Exciton science sits at the intersection of chemical, optical and spin-based implementations of information processing, but using excitons to conduct logical operations remains relatively unexplored. Excitons encoding information could be read optically (photoexcitation–photoemission) or electrically (charge recombination–separation), travel through materials via exciton energy transfer, and interact with one another in stimuli-responsive molecular excitonic devices. Excitonic logic offers the potential to mediate electrical, optical and chemical information. Additionally, high-spin triplet and quintet (multi)excitons offer access to well defined spin states of relevance to magnetic field effects, classical spintronics and spin-based quantum information science. In this Roadmap, we propose a framework for developing excitonic computing based on singlet fission (SF) and triplet–triplet annihilation (TTA). Various molecular components capable of modulating SF/TTA for logical operations are suggested, including molecular photo-switching and multi-colour photoexcitation. We then outline a pathway for constructing excitonic logic devices, considering aspects of circuit assembly, logical operation synchronization, and exciton transport and amplification. Promising future directions and challenges are identified, and the potential for realizing excitonic computing in the near future is discussed.

激子科学位于化学、光学和基于自旋的信息处理实现的交叉点，但使用激子进行逻辑运算仍然相对未经探索。
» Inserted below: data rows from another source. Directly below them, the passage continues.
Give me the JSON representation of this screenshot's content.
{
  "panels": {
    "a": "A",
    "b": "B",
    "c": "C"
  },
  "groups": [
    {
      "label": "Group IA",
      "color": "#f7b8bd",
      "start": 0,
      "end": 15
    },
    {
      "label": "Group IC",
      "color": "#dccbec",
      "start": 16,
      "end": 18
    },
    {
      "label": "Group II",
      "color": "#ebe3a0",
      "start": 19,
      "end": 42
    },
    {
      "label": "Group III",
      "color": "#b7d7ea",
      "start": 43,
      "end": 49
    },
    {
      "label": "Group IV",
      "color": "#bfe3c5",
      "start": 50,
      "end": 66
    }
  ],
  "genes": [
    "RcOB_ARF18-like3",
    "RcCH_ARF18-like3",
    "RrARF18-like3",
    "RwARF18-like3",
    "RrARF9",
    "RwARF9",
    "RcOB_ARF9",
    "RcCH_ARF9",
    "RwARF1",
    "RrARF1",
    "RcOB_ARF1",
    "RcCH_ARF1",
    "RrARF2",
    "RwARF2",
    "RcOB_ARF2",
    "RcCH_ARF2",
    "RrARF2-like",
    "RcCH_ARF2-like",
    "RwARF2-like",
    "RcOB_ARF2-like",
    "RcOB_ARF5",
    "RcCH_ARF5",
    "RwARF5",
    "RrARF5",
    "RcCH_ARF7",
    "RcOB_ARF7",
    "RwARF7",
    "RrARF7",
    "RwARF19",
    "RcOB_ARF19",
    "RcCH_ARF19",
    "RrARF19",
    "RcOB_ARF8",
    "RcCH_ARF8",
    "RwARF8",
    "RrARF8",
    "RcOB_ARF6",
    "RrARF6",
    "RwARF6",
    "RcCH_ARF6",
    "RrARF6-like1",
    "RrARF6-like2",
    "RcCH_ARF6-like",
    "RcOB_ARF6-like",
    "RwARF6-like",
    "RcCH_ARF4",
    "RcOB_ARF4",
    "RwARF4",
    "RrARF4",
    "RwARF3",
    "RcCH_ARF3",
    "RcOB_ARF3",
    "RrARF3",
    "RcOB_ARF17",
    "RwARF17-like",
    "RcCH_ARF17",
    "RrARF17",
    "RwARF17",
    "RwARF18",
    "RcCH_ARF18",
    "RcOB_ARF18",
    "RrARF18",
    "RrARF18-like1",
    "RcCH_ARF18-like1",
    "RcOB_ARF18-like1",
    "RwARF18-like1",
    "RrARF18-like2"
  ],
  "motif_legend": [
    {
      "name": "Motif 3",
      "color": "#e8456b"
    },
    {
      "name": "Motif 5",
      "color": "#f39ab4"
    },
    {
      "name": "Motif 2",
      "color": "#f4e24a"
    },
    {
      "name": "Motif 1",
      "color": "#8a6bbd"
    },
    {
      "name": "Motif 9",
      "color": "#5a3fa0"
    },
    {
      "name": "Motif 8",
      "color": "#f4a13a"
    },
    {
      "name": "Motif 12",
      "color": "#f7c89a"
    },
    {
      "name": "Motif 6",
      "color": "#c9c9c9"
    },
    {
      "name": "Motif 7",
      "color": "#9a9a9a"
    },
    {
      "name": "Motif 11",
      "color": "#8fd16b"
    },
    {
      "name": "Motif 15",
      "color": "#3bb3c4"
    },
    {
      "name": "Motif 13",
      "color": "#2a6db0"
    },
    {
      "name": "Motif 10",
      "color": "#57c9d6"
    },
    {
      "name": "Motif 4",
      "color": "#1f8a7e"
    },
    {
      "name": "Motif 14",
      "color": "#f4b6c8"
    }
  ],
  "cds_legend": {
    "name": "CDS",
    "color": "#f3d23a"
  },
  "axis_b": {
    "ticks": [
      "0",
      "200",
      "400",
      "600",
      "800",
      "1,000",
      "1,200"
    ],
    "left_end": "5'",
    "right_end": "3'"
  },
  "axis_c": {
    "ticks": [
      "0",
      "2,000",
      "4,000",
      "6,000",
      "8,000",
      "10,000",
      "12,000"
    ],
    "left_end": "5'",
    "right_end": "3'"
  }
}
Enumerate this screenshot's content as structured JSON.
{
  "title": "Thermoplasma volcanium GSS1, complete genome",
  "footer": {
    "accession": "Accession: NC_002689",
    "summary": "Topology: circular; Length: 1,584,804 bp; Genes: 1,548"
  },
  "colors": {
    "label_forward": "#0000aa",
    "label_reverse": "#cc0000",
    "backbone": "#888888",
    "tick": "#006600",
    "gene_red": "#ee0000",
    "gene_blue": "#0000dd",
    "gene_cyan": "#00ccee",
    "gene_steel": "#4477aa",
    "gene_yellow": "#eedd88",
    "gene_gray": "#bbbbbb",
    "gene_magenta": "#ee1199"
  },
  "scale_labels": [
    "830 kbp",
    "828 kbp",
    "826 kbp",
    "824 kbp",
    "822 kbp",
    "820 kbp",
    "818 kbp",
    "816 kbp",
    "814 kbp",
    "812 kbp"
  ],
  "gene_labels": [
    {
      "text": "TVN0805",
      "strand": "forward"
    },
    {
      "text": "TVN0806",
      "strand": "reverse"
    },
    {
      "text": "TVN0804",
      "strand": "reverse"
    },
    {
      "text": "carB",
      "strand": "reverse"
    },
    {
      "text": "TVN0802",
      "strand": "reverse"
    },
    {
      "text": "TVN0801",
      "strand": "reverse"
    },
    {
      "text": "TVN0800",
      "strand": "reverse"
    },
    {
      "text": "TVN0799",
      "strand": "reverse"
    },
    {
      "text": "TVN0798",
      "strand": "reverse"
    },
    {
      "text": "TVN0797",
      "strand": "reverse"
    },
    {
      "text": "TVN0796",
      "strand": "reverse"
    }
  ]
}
编码信息的激子可以光学（光激发-光发射）或电学（电荷重组-分离）方式读取，通过激子能量转移穿过材料，并在刺激响应分子激子装置中相互相互作用。激子逻辑提供了介导电、光和化学信息的潜力。此外，高自旋三重态和五重态（多）激子提供了与磁场效应、经典自旋电子学和基于自旋的量子信息科学相关的明确自旋态。在本路线图中，我们提出了一个基于单线态裂变（SF）和三线态-三线态湮灭（TTA）的激子计算框架。建议使用能够调节 SF/TTA 进行逻辑运算的各种分子组件，包括分子光开关和多色光激发。然后，我们概述了构建激子逻辑器件的途径，考虑了电路组装、逻辑操作同步以及激子传输和放大等方面。确定了有前途的未来方向和挑战，并讨论了在不久的将来实现激子计算的潜力。